Astronomers using radio telescopes in South Africa have discovered a pair of enormous bubbles of high-energy electrons ballooning 700 light years away from the centre of our galaxy.
One bubble is above the plane of the Milky Way disk; the other is below it.
The bubbles appear to have been created by a high-energy event that punched into the interstellar medium above and below the galactic centre sometime in the past few million years.
One possibility is that the triggering event was an outburst from the black hole at the center of our galaxy, created by a surge in the amount of matter falling into it.
Another, says William Cotton, a radio astronomer at the US National Radio Astronomy Observatory, and a member of the discovery team, is that the energy may have come from a burst of star formation in the region around the galactic centre, with a resulting surge in supernova explosions.
All told, Cotton says, the amount of energy was on the order of the Sun’s energy output over its entire lifetime. “It’s a lot of energy.”
Meanwhile, he adds, the discovery of the bubbles has helped resolve a 35-year-old mystery.

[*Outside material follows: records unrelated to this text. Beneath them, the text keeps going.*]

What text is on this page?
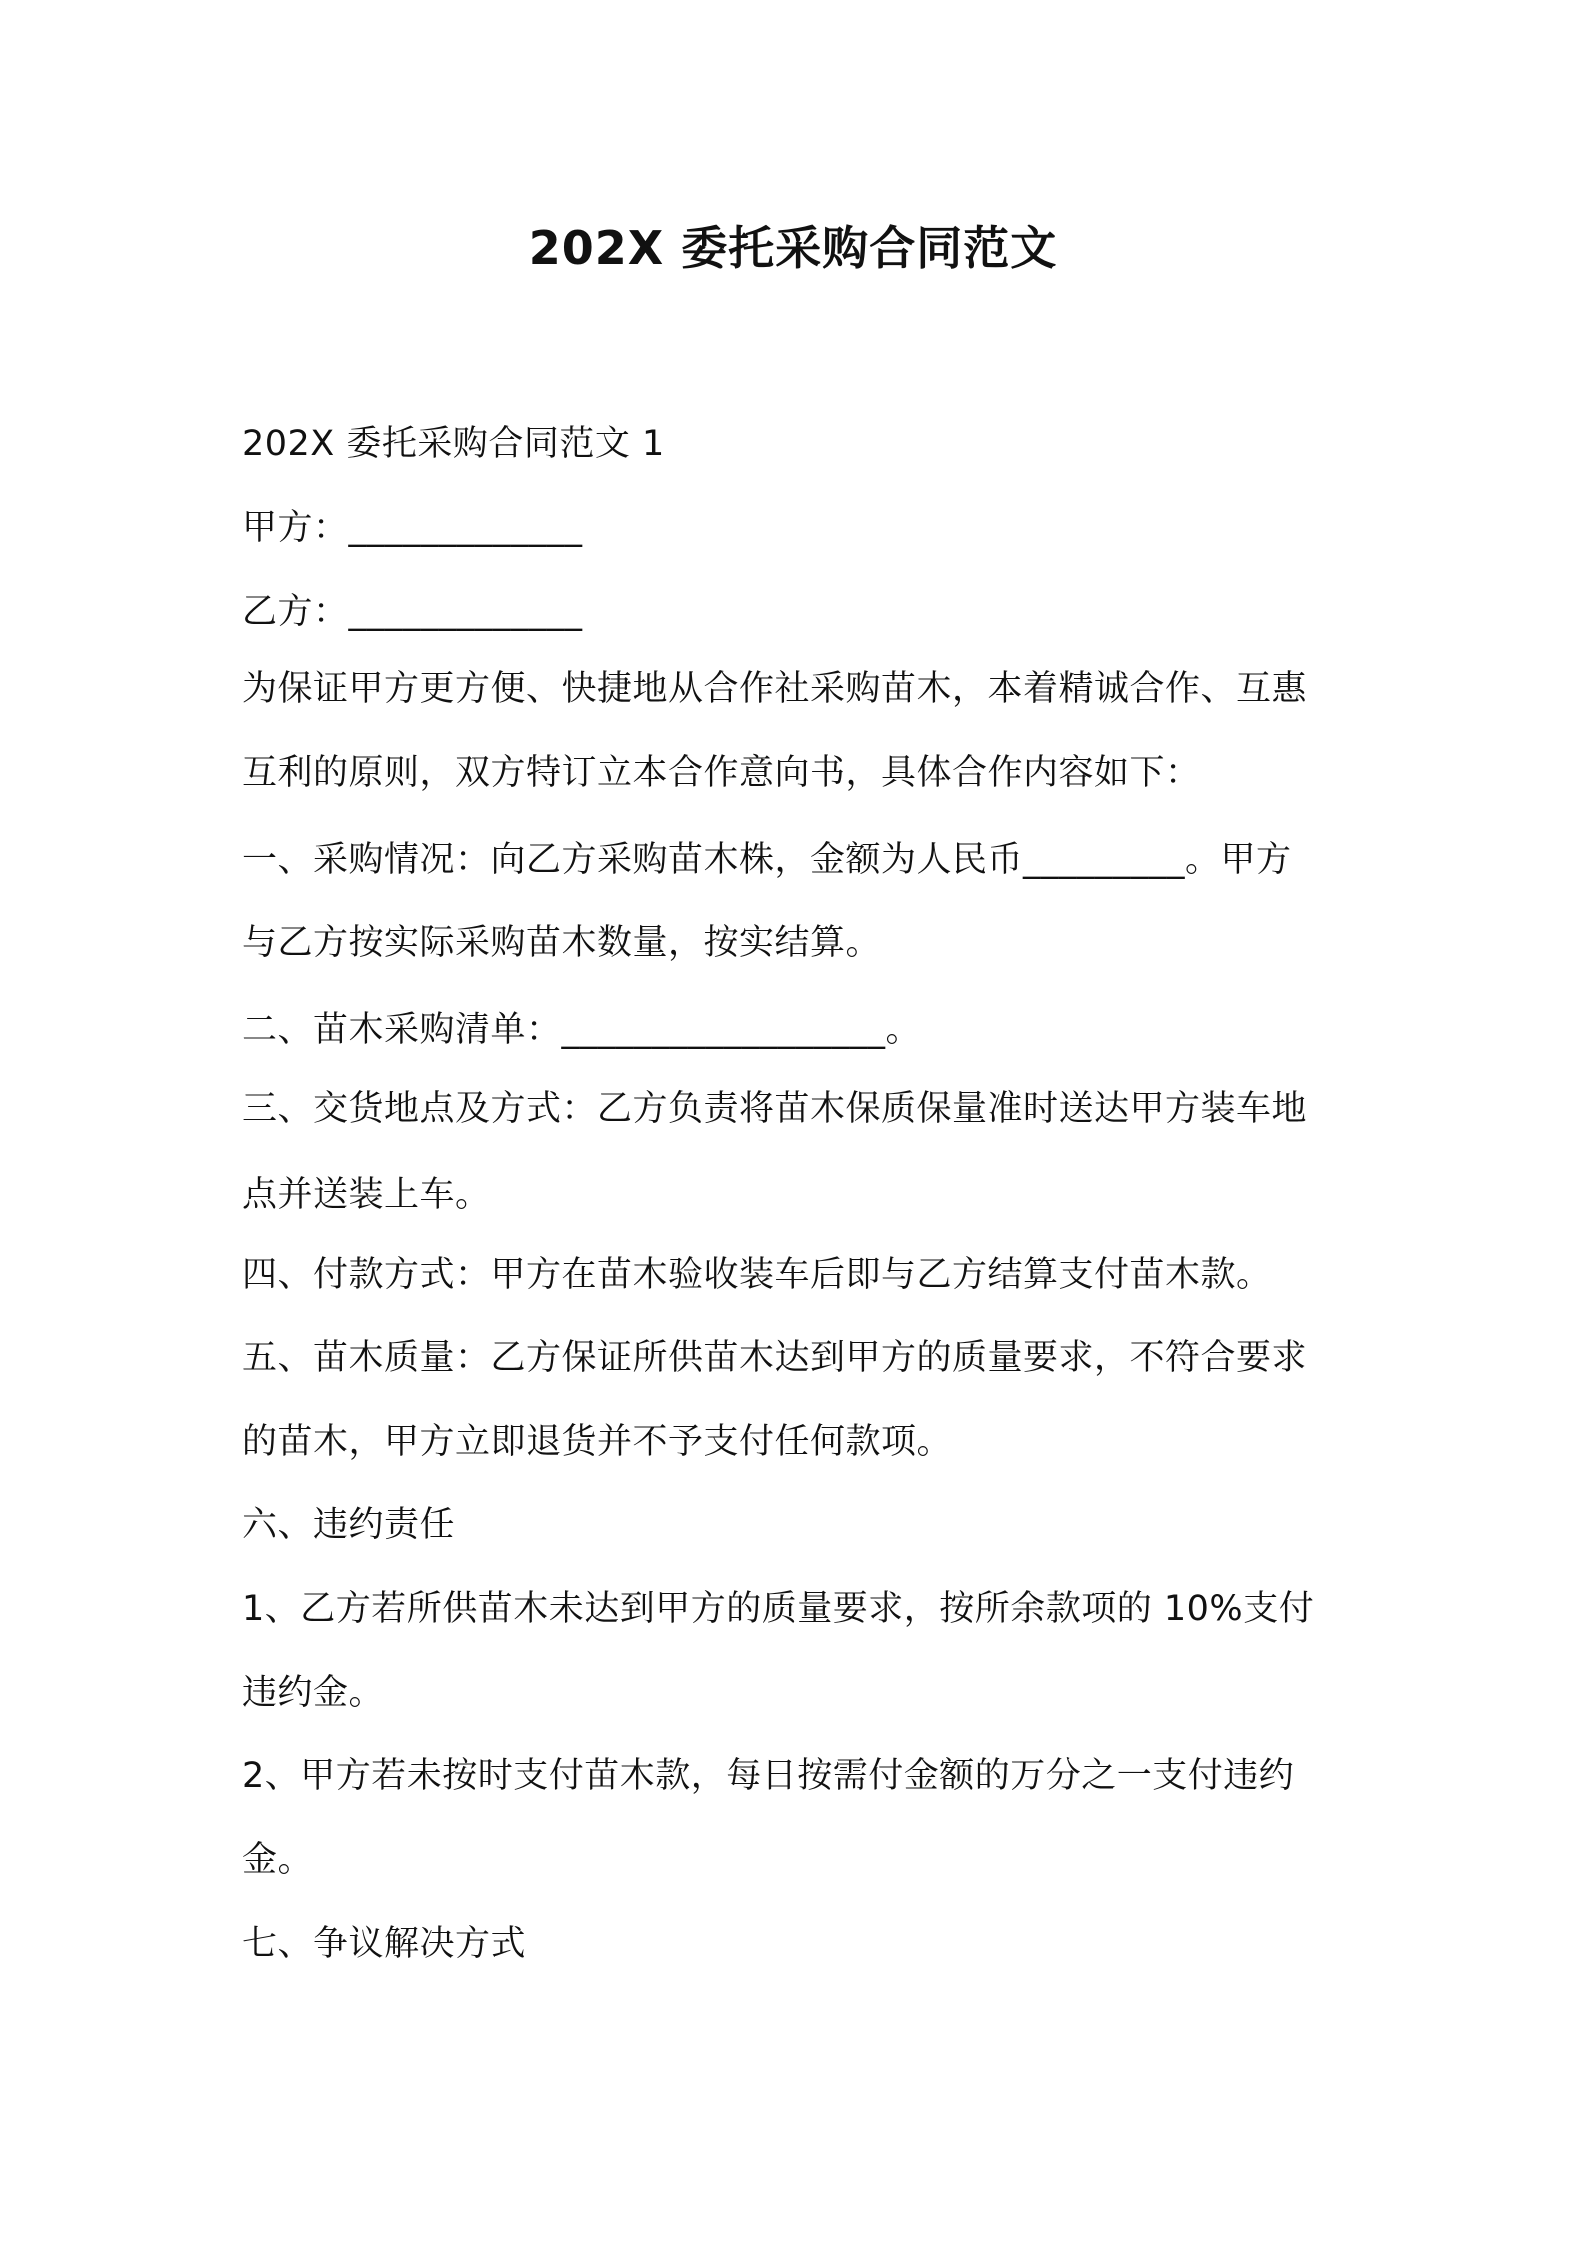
202X 委托采购合同范文
202X 委托采购合同范文 1
甲方：_____________
乙方：_____________
为保证甲方更方便、快捷地从合作社采购苗木，本着精诚合作、互惠
互利的原则，双方特订立本合作意向书，具体合作内容如下：
一、采购情况：向乙方采购苗木株，金额为人民币_________。甲方
与乙方按实际采购苗木数量，按实结算。
二、苗木采购清单：__________________。
三、交货地点及方式：乙方负责将苗木保质保量准时送达甲方装车地
点并送装上车。
四、付款方式：甲方在苗木验收装车后即与乙方结算支付苗木款。
五、苗木质量：乙方保证所供苗木达到甲方的质量要求，不符合要求
的苗木，甲方立即退货并不予支付任何款项。
六、违约责任
1、乙方若所供苗木未达到甲方的质量要求，按所余款项的 10%支付
违约金。
2、甲方若未按时支付苗木款，每日按需付金额的万分之一支付违约
金。
七、争议解决方式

In 1984, radio astronomers spotted long filaments of high-energy radio emissions, extending outward from the galactic centre.
“They’re magnetic tubes that are filled with very high-energy electrons which cause them to radiate,” Cotton says. But the source of these electrons had been unknown.
The new images, however, show that the filaments are closely associated with the bubbles, suggesting that they stem from the same underlying event. “Almost all of the more than 100 filaments are confined by the radio bubbles,” says another member of the discovery team, Farhad Yusef-Zadeh, of Northwestern University, US.
The newly discovered features may also be related to another galactic phenomenon known as Fermi bubbles, Cotton says.
These are much larger and much more energetic, emitting gamma rays, rather than radio waves. “[But] it’s possible the bubbles we’re seeing are ‘baby’ versions [of these],” he says. Or perhaps they somehow feed into the larger Fermi Bubbles. “We don’t really know.”
The dramatic new observations were made possible in part because they were made at a new radio telescope observatory in South Africa, called MeerKAT, which is better located to study the galactic centre than are more-northerly observatories.
In the Northern Hemisphere, the galactic centre is low in the southern sky and only above the horizon for a few hours per day, says Fernando Camilo, MeerKAT’s chief scientist. “You only have three or four hours to observe it, and you’re pointing near the trees at the horizon.”
But MeerKAT is at 31 degrees south latitude, “so the galactic centre goes right overhead,” Camilo says.
MeerKAT also has an unusually large number of radio dishes, with 64 of them spread out in an eight-kilometre-wide array.
“The more dishes you have, the higher the fidelity of the images you make,” Camilo says. In fact, he adds, image quality increases with the square of the number of telescopes in the array.
“That helps to make a high-quality image, especially of extended structures with diffuse emissions. That really made a huge difference in detecting these bubbles.”
The findings are described in a paper in the journal Nature.
In the image above, the plane of the galaxy is marked by a series of bright features, exploded stars and regions where new stars are being born, and runs diagonally across the image from lower right to top centre.
The black hole at the centre of the Milky Way is hidden in the brightest of these extended regions. The radio bubbles extend from between the two nearest antennas to the upper right corner. Many magnetised filaments can be seen running parallel to the bubbles.
In this composite view, the sky to the left of the second nearest antenna is the night sky visible to the unaided eye, and the radio image to the right has been enlarged to highlight its fine features.